Even though this cyst often goes away on its own in a few weeks, but it could still develop to almost 4 inches in diameter and has the potential to bleed into itself or cause the ovary to twist, cutting off its blood supply and resulting in pelvic or abdominal pain. The cyst might rupture if it fills with blood, resulting in abrupt, sharp pain and internal bleeding. The risk of a corpus luteum cyst growing after ovulation is increased by the use of the fertility medication clomiphene citrate that is used to induce ovulation. However, the resulting pregnancy isn’t prevented or threatened by these cysts.

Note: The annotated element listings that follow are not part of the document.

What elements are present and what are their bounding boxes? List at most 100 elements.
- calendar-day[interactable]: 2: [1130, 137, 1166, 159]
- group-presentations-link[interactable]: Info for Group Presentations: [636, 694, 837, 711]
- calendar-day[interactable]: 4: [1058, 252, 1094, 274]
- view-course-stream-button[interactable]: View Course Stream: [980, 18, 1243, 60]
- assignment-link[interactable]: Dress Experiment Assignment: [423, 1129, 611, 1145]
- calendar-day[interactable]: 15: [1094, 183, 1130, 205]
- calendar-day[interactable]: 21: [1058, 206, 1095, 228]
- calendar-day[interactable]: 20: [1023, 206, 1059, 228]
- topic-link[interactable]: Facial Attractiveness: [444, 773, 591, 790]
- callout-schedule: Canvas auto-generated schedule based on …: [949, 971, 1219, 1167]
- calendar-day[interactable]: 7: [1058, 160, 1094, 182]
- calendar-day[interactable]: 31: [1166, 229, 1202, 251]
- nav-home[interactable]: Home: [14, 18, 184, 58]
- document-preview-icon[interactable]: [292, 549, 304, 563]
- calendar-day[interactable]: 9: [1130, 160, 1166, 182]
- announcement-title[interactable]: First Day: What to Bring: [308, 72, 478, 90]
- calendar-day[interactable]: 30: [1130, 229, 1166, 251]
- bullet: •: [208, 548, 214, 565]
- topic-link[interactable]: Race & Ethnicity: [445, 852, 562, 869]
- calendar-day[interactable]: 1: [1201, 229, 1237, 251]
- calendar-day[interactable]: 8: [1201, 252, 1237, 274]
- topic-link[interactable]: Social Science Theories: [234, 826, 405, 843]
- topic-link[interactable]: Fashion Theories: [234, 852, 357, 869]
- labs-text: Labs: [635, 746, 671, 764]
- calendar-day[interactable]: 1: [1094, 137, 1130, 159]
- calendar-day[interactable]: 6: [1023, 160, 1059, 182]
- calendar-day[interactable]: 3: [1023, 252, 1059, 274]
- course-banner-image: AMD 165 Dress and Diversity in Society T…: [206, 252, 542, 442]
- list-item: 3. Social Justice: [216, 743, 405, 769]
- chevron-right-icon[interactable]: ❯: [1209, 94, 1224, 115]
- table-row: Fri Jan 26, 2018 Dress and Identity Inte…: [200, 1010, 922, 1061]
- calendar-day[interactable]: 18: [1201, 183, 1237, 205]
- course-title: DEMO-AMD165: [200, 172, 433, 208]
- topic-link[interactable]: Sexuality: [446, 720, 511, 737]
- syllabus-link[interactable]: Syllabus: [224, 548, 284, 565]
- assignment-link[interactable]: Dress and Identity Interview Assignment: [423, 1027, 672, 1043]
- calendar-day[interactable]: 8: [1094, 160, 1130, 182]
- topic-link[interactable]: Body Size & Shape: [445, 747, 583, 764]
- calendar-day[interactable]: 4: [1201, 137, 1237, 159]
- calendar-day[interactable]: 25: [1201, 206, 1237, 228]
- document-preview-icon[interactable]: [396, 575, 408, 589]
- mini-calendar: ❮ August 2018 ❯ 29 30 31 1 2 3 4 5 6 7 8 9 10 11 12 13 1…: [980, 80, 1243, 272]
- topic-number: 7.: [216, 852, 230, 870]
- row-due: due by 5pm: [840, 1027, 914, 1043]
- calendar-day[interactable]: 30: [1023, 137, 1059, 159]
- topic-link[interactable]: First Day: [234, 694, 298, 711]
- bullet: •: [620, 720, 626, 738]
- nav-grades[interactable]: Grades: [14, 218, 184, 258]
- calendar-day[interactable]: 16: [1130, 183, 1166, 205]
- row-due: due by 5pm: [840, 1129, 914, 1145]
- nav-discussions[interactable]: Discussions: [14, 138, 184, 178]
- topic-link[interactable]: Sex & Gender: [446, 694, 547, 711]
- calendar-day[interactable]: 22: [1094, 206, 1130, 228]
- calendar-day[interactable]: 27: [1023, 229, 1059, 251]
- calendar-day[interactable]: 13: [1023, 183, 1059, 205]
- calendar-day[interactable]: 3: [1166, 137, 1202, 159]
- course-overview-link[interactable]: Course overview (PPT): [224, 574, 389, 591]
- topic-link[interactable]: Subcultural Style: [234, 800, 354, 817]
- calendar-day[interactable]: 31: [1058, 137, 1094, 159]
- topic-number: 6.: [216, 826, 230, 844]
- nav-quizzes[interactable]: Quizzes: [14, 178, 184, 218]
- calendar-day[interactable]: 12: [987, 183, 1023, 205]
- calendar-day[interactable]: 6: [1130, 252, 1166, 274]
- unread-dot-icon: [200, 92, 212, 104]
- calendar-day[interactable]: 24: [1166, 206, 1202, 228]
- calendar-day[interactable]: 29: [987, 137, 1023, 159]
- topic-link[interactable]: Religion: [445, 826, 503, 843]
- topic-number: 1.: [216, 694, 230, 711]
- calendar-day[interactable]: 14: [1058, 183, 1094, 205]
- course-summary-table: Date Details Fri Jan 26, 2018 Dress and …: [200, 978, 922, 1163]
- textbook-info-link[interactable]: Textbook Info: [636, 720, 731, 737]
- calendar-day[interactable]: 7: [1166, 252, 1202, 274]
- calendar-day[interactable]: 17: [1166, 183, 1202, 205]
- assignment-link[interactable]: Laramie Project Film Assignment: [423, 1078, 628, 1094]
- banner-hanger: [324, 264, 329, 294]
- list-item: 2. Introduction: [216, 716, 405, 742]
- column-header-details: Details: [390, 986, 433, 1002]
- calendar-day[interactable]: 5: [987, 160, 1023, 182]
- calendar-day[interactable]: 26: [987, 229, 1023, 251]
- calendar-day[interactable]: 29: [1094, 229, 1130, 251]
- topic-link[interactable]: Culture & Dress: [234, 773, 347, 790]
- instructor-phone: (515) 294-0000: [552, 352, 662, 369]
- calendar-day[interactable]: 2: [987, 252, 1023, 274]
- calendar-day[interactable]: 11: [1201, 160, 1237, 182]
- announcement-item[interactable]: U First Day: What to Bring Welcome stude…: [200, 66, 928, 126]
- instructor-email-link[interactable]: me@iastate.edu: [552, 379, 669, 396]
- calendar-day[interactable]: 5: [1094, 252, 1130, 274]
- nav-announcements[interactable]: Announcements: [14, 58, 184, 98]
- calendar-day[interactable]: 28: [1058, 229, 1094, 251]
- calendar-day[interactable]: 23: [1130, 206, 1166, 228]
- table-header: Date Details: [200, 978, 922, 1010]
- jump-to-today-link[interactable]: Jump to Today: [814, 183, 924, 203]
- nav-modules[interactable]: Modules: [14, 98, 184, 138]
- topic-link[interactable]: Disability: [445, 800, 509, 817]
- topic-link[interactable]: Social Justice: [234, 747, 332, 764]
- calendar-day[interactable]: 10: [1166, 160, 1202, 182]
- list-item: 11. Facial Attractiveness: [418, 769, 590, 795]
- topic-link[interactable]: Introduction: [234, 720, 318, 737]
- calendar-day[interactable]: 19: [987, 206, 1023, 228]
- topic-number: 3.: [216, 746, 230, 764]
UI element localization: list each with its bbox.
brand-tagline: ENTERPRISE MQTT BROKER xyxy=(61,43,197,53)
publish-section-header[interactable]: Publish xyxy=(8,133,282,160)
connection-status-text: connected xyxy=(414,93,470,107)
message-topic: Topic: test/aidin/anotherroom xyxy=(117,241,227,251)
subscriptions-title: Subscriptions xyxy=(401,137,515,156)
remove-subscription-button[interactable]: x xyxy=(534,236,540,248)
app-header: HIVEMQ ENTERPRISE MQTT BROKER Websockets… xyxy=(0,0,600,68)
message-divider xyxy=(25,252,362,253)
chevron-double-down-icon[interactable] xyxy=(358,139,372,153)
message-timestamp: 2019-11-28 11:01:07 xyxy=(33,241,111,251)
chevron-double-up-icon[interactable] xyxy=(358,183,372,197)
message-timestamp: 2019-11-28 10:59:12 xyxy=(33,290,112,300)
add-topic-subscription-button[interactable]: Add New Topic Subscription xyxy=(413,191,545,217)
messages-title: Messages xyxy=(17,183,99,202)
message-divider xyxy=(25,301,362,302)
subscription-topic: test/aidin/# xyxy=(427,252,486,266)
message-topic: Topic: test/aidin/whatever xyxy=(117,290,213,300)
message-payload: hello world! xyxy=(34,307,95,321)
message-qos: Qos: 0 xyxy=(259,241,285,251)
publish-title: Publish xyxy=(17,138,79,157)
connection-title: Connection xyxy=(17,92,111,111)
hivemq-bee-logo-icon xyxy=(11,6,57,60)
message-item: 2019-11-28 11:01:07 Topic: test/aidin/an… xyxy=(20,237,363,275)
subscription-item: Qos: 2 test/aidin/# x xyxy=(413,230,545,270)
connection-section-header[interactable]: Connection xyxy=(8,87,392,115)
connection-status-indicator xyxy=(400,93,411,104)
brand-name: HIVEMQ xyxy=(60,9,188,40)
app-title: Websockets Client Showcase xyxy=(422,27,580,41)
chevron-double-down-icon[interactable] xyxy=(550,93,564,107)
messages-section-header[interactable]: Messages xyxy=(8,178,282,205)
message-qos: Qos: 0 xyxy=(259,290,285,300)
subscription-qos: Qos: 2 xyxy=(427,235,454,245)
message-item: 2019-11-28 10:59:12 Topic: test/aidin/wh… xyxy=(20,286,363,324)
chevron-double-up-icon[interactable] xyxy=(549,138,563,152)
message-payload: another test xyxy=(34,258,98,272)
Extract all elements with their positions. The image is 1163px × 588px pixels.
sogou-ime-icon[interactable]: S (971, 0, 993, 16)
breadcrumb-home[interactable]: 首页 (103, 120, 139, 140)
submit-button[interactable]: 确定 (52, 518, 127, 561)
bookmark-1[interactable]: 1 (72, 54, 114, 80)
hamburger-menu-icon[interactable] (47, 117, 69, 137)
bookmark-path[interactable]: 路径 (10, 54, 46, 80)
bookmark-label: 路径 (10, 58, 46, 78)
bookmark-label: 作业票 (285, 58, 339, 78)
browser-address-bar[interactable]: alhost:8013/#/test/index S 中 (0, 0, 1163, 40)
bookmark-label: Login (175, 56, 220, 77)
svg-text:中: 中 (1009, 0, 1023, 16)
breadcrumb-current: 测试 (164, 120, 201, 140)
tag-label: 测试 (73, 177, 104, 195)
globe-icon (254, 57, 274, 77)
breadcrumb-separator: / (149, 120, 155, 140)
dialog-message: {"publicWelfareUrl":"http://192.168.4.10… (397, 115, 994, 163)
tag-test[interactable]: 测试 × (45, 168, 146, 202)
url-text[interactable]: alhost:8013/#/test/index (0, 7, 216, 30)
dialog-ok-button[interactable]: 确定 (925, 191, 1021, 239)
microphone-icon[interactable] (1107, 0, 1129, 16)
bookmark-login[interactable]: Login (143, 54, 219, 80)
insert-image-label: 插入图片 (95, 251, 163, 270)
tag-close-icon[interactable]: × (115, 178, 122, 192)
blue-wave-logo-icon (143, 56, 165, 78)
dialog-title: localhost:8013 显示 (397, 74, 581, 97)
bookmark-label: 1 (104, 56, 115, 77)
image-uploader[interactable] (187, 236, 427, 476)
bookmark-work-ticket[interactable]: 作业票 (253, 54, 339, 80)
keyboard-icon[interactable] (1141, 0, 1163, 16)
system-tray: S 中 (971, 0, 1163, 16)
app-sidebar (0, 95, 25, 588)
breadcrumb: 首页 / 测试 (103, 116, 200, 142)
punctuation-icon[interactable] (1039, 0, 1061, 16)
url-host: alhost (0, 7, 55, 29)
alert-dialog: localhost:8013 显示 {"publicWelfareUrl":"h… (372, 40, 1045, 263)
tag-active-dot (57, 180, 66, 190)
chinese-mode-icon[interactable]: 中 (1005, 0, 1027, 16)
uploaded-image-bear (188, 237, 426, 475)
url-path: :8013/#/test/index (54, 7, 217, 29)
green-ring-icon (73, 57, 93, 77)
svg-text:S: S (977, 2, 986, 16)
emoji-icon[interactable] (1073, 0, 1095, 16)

Abdominal discomfort may result from a large ovarian cyst. A woman might feel the urgency to urinate more frequently than is due, because the capacity of the bladder will be reduced in case a large cyst presses on the bladder. Sometimes, less common forms of cysts may develop that might not produce symptoms, but be discovered during a pelvic examination. Cystic ovarian masses that grow after menopause might be cancerous (malignant). These factors make regular pelvic examinations essential.


Some of the types of cysts that are much less common than functional cysts include:


Endometriosis, a condition in which uterine cells grow outside the uterus, is the cause of this type of cysts. A growth may result in case some of that tissue attaches to the ovary.


These cysts grow from ovarian tissue and might be filled with a watery liquid or a mucous material. They could get large, about 12 inches or more in diameter, and contribute to ovarian torsion.

Dermoid cysts: 

Because these cysts develop from cells that produce human eggs, they may include tissue such as hair, teeth or skin. Although these cysts could get large, resulting in the movement of the ovary out of its common position in the pelvis, but they are rarely cancerous. The chance of painful twisting of the ovary, a condition called ovarian torsion, is increased by this condition.


The patient’s age, type and size of the cyst, and symptoms will determine the type of treatment. The patient may be recommended:

Watchful waiting: 

When being in reproductive years and having no symptoms and an ultrasound that reveals a simple, fluid-filled cyst, a woman might wait and be re-examined in one to three months. To see whether the cyst has changed in size or not, the doctor will probably suggest that the patient gets follow-up pelvic ultrasounds at periodic intervals.


Additionally, when a cyst in postmenopausal women is filled with fluid and is less than 2 centimeters in diameter, watchful waiting including monitoring with ultrasound on a regular basis is a common treatment.

Birth control pills: 

To decrease the chance of new cysts growing in future menstrual cycles, birth control pills might be suggested. Oral contraceptives provide the added benefit of significantly decreasing the risk of ovarian cancer; the longer birth control pills are taken the more the risk of ovarian cancer is decreased.


If a cyst is large, doesn’t appear to be a functional cyst, is developing or is persisting through two or three menstrual cycles, its removal may be recommended. Cysts that result in pain or other symptoms might be removed as well.


In a procedure called a cystectomy, some cysts could be removed without having to remove the ovary. Additionally, in a procedure called oophorectomy, the affected ovary may be removed and the other may be left intact. If a woman is still in her childbearing years, both of these operations might allow her to maintain her fertility.


Additionally, a woman will have the benefit of maintaining a source of estrogen production in case she keeps at least one of her ovaries intact. However, the patient will be advised having a hysterectomy to remove both ovaries and the uterus in case her cystic mass is cancerous. The risk of a newly found cystic ovarian mass being cancerous increases after menopause. As an outcome, doctors usually surgery if after menopause a cystic mass grows on the ovaries.